Just a few days ago, the FBI and the Department of Homeland Security released a report detailing their assessment that Russian hackers were behind a series of attacks on US agencies and citizens. While the Obama administration issued sanctions, code linked to those hackers has been shared with other agencies, and on Friday, the Burlington Electric Department found malware with a matching signature on one of its laptops. The discovery raises more questions than it answers, but with recent reports of Russian hackers attacking the power grid in Ukraine, it obviously has raised alerts all over.
The Washington Post first reported the finding, suggesting that Russian hackers had gained access to the electrical grid via the Vermont utility, however the company’s statement says there’s no indication that happened. In a statement, it said the laptop in question was not connected to grid systems. Vermont Public Service Commissioner Christopher Recchia told the Burlington Free Press that the grid was not in danger.
Because it’s not clear exactly what matched, there’s a possibility that it could be the result of a false positive, or shared code. Also, it’s not clear when or how the malware got on the laptop. Based on those reasons, a number of security professionals on Twitter suggested waiting for more details before crediting this finding to Grizzly Steppe (a name attributed to the Russian attacks in Wednesday’s report).
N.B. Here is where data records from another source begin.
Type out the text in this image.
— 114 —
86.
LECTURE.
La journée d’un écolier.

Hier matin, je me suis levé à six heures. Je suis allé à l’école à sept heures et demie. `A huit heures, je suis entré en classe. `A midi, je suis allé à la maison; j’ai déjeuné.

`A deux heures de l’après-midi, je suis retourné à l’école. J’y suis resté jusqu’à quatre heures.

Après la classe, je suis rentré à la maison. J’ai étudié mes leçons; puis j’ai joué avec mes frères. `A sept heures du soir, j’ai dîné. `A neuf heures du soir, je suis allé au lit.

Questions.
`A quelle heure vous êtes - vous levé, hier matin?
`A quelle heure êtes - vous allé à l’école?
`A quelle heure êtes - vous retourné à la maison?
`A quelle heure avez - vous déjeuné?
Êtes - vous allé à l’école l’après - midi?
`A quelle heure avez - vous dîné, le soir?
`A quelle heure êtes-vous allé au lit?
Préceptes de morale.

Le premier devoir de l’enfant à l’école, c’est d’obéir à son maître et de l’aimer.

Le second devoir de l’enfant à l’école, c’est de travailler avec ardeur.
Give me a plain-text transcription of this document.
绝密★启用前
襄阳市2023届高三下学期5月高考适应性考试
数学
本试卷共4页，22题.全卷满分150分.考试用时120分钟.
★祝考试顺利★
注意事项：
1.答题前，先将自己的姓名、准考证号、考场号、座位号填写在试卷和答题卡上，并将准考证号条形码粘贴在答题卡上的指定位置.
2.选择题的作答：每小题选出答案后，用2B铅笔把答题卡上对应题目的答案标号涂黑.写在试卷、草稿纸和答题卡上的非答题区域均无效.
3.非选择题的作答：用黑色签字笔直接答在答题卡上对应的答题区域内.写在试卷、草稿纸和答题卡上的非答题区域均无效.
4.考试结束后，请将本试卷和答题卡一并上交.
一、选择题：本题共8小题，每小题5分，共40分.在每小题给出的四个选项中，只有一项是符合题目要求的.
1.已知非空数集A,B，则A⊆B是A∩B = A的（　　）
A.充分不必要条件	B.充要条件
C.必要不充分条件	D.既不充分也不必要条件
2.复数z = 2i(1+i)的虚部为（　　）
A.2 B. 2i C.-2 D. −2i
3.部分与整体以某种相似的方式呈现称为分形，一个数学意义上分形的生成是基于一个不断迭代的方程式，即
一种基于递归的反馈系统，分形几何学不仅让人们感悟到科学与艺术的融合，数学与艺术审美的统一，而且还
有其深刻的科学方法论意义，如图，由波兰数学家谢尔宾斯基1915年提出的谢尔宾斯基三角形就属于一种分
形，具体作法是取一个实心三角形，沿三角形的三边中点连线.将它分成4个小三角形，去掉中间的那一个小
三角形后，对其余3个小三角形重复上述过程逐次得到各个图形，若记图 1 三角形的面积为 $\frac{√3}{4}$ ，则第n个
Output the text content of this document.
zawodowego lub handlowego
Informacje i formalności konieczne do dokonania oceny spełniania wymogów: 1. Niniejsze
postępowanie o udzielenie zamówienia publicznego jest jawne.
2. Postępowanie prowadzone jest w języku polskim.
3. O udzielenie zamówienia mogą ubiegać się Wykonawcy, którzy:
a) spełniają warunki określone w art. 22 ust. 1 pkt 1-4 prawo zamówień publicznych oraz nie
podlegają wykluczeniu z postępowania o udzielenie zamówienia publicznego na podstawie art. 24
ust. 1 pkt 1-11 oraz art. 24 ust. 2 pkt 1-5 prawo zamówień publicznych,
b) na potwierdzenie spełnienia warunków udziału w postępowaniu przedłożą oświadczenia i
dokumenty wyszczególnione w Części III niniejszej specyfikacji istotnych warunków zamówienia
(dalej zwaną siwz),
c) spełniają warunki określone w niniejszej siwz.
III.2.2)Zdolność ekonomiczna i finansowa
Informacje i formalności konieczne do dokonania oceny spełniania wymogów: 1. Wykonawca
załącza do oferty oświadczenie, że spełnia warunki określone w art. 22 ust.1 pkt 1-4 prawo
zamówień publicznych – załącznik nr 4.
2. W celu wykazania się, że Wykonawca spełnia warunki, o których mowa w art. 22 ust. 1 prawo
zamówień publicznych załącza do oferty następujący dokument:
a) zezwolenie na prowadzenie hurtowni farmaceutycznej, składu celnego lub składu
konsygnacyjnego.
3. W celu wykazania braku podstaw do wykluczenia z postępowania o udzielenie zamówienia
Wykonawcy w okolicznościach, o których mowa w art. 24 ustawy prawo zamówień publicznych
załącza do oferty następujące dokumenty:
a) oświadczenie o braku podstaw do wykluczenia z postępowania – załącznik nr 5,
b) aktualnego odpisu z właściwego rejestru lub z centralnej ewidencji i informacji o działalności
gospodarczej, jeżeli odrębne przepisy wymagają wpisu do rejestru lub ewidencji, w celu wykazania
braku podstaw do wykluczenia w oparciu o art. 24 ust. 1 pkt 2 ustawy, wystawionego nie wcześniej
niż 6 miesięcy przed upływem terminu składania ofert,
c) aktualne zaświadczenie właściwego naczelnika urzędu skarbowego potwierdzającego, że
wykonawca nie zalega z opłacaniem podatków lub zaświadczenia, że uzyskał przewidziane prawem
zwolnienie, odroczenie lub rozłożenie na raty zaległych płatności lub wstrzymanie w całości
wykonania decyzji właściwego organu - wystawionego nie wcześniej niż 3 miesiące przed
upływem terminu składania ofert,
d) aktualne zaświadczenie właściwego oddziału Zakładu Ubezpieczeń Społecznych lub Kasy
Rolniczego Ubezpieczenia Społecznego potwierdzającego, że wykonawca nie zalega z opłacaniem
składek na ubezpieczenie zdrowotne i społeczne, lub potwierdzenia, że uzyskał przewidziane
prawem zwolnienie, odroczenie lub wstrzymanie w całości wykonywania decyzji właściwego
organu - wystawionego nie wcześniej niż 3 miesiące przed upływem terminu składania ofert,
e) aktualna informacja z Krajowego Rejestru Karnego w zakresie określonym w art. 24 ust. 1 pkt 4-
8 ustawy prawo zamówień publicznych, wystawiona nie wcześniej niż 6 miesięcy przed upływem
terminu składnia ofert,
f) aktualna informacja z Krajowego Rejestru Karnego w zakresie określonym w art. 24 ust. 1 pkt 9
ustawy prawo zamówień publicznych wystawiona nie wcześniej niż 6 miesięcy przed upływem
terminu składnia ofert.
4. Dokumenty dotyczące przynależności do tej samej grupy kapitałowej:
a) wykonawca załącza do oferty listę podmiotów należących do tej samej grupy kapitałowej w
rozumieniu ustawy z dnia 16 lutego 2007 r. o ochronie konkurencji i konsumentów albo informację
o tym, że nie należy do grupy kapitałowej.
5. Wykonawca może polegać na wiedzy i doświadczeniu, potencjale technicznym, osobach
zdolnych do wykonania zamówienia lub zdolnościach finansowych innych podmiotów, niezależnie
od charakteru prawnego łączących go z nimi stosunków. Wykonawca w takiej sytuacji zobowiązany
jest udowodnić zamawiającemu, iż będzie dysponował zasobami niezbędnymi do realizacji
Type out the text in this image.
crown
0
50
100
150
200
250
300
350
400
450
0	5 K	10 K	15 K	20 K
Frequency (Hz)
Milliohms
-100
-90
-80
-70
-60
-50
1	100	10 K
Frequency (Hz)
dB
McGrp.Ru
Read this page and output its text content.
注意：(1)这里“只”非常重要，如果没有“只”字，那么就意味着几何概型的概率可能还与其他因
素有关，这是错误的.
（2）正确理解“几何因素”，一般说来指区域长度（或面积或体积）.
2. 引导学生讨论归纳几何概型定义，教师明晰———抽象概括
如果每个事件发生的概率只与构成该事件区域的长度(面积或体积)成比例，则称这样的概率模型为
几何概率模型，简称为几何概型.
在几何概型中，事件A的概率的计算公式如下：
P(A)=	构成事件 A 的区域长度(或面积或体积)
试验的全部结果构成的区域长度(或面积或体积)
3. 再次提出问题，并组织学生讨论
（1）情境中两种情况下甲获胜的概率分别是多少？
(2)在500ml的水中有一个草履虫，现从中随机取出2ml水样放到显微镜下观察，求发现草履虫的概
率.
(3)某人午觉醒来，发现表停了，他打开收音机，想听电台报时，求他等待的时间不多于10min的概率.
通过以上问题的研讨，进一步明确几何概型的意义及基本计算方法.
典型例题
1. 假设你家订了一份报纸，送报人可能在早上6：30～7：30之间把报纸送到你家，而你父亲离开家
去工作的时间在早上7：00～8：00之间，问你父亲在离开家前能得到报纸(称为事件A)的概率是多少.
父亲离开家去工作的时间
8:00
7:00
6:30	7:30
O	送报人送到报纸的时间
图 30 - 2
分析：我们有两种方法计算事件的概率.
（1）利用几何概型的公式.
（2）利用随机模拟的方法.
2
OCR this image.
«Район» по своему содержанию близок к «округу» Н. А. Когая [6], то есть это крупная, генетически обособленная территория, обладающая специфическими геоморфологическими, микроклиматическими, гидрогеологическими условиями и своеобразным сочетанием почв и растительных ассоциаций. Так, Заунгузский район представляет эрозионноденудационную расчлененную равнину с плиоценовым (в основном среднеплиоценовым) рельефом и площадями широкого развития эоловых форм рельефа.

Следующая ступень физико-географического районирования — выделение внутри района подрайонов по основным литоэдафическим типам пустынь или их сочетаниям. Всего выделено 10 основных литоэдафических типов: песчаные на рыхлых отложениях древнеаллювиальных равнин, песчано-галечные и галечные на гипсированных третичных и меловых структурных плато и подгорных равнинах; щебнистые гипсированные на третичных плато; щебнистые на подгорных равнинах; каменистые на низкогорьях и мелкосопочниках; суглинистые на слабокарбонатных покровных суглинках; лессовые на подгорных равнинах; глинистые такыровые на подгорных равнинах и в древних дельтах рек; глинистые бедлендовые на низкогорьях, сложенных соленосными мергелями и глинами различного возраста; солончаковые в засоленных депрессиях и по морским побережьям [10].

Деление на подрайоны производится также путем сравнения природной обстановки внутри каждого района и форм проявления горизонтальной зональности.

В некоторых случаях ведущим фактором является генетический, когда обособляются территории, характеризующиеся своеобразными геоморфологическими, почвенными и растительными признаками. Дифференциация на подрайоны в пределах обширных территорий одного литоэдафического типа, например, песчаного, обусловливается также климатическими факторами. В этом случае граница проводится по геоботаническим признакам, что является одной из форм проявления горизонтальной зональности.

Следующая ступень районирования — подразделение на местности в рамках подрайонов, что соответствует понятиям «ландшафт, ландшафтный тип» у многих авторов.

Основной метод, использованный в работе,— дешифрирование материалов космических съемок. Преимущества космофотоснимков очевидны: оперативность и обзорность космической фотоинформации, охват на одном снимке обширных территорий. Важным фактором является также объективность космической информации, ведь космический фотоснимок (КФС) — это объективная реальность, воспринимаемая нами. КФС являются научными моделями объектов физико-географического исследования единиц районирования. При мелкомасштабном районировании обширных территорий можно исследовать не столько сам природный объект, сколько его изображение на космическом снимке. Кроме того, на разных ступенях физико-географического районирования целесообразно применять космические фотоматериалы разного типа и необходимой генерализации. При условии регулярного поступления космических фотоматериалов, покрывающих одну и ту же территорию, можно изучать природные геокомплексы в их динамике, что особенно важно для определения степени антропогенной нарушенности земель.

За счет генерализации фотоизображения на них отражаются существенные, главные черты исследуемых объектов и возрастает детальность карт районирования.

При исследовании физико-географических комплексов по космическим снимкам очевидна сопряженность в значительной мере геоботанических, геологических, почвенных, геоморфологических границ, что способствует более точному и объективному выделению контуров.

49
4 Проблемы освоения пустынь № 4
So far, no other utilities or agencies have reported anything similar, but we will update this post if more information comes to light.
Update (1/3): The Burlington Electric Department issued a followup statement, in which it changes the description of what has been identified. Now it refers to the findings as “suspicious internet traffic,” and says that “Federal officials have indicated that this specific type of Internet traffic also has been observed elsewhere in the country and is not unique to Burlington Electric.”
The Washington Post has a new article as well, admitting that its initial assertion about the grid being penetrated was inaccurate. According to the paper’s sources, government investigators found evidence of a “Neutrino” software package used to deliver malware on the laptop, which does not appear to be connected to Grizzly Steppe.